Holland Mountain’s Billy Dix takes a closer look at some of the opportunities for deal teams to leverage data and build competitive advantage.
Deal sourcing in the Private Capital industry is rapidly shifting from a traditional relationship-driven approach to a data-driven strategy. Many firms are considering how to leverage technology to streamline processes and automate repetitive tasks, freeing up time for the deal team to focus on more value-add activities. For firms looking to make the transition to data-driven deal sourcing, how can a robust data strategy help to build competitive advantage?
Making the shift to data-driven deal sourcing
Private Capital deal flow has historically been generated using the power of networks, with investment teams relying upon the quality of their relationships with advisors and intermediaries to bring high quality deals into their pipeline. CRM systems have helped firms better maintain these relationships but increasingly, GPs relying solely on intermediary relationships for originating high quality deals are being left behind.
The traditional deal team has tended to split its time between a number of key responsibilities. Firstly, analysing target companies and data for screening, identifying which deals should move forward in the pipeline. Secondly, working on due diligence and progressing live deals whilst also supporting portfolio operations and value creation. And finally, maintaining industry relationships with advisors, management team talent and peer groups.
A successful data-driven strategy requires a change of approach. Today, firms are under more pressure than ever and must ensure they have robust business systems and processes in place. The CRM system, which is key to building and maintaining relationships between clients and the deal team, should be configured for the needs of the specific firm, with high rates of user adoption, high quality data with clear data ownership, and platform management governance structures. If these aren’t in place already, your firm is operating behind the curve.
Unlocking the power of data
Assuming that a robust CRM system is already in place, the next step a firm should consider taking is to increase its capacity to collect, organise and access data throughout the end-to-end deal pipeline. Firms may need to consider implementing data lakes and warehouses, as well as layering in the technology required to enable deal times to analyse these increasingly important data sets.

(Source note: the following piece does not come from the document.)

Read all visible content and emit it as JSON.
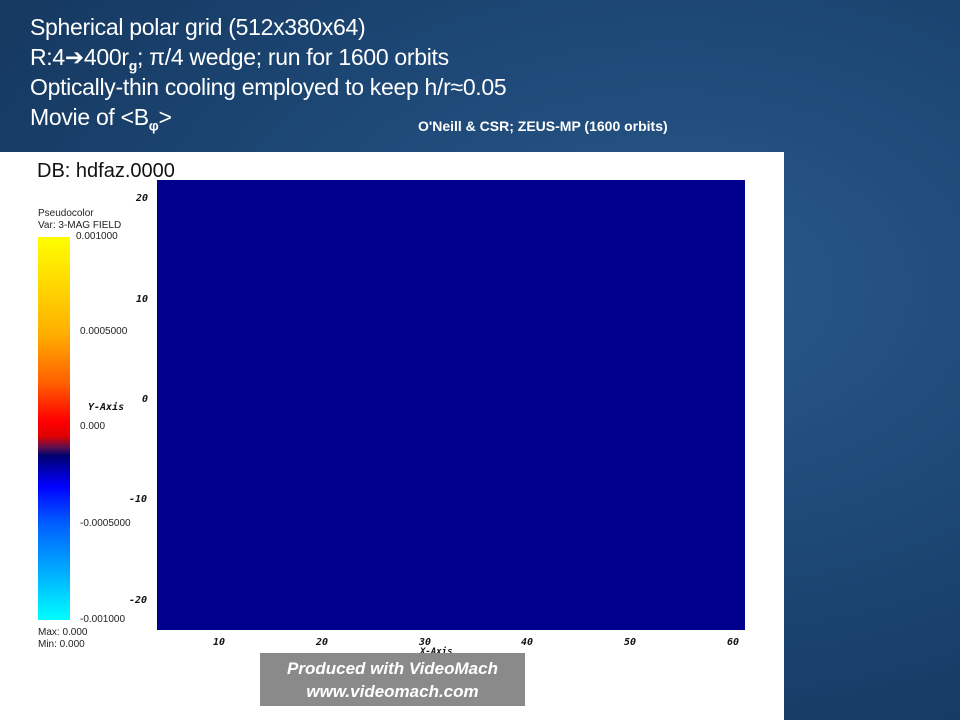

Data sets are readily available to support firms wishing to move to a data-driven deal sourcing approach. Solutions such as FactSet, Pitchbook, Gain.Pro, Preqin, Crunchbase and Sourcescrub provide a means of identifying and analysing companies of interest. There are also data sets within the public domain which can be useful to support analysis of potential deals. These public sources include social media reports, website traffic stats, online reviews and feedback, and management team employment histories.
Analysis tools can be developed in-house or procured from the markets so there are decisions to be made in relation to buy, versus a build option. Proprietary information feeding the system is the key point, not the technology itself. The algorithm will be a ‘black box’ which uses both internal and external data. The output should be a higher volume of proprietary deals and better-informed decision making on prioritisation of targets.
Spend your time wisely on value-add activities
To get ahead, firms will need to ensure that they focus the deal team on value-add activities. Elements of the deal process that can be automated or outsourced to third-parties should be, such as identification of ‘sweet spot’ companies, an initial screening of companies based on size, what industry sector, financials, region, transaction data, etc.
Firms that are reliant on manual analysis will start to see a decline in deal rate compared to their data-enabled peers, who have the capacity to handle a larger amount of data relating to prospective deals. By eradicating manual analysis, investment teams can devote their time to analysing targets that have already been pre-screened. Due diligence can also be outsourced to third-party market experts, reporting back to provide summary intelligence for investment teams to analyse.
When it comes to dead deal data and benchmarking, it’s advantageous for firms to track lost and declined deal data, as well as past and ongoing investments. Declined deal data is proprietary and needs to be leveraged as part of a holistic data-driven approach to deal making. This data is key to enable machine learning algorithms to learn from decisions made across the pipeline, rather than just the successful deals. The benchmarking of successful deals that were identified by a system versus those identified through traditional methods will allow firms to better understand which insights are valuable and which are not, and consequently, incorporate this valuable feedback into the algorithms. Only then can the algorithm give you a true and clear picture of opportunities for future deals.
Build incrementally from solid foundations
Future success relies on embracing the shift from sole reliance on networks, to harnessing the power of data alongside existing relationships. Firms wishing to move to a data-driven approach will need to begin by laying the groundwork in order to gather valuable insights from data and to leverage it to its full potential. Achieving a data-driven approach to deal-making is a step-by-step process and a long-term strategy should revolve around the steps shown in the Digital Maturity Scale. Maintaining the integrity of these systems and the data output requires constant feedback. In order to improve effectiveness over time, investment analysts need to assess and provide accurate feedback on the insights being provided.
The goal throughout should be to build valuable insights from data to leverage the deal pipeline to its full potential, thereby increasing the quality and quantity of deals and overall, achieving considerably better returns.
Billy Dix is head of Holland Mountain’s front office practice, working with leading Private Capital investment and investor relations teams. Billy works with firms across all stages of the digital maturity scale, leading engagements to design target operating models and improve business processes, with expertise in managing CRM system selections, implementations, and delivery of managed services.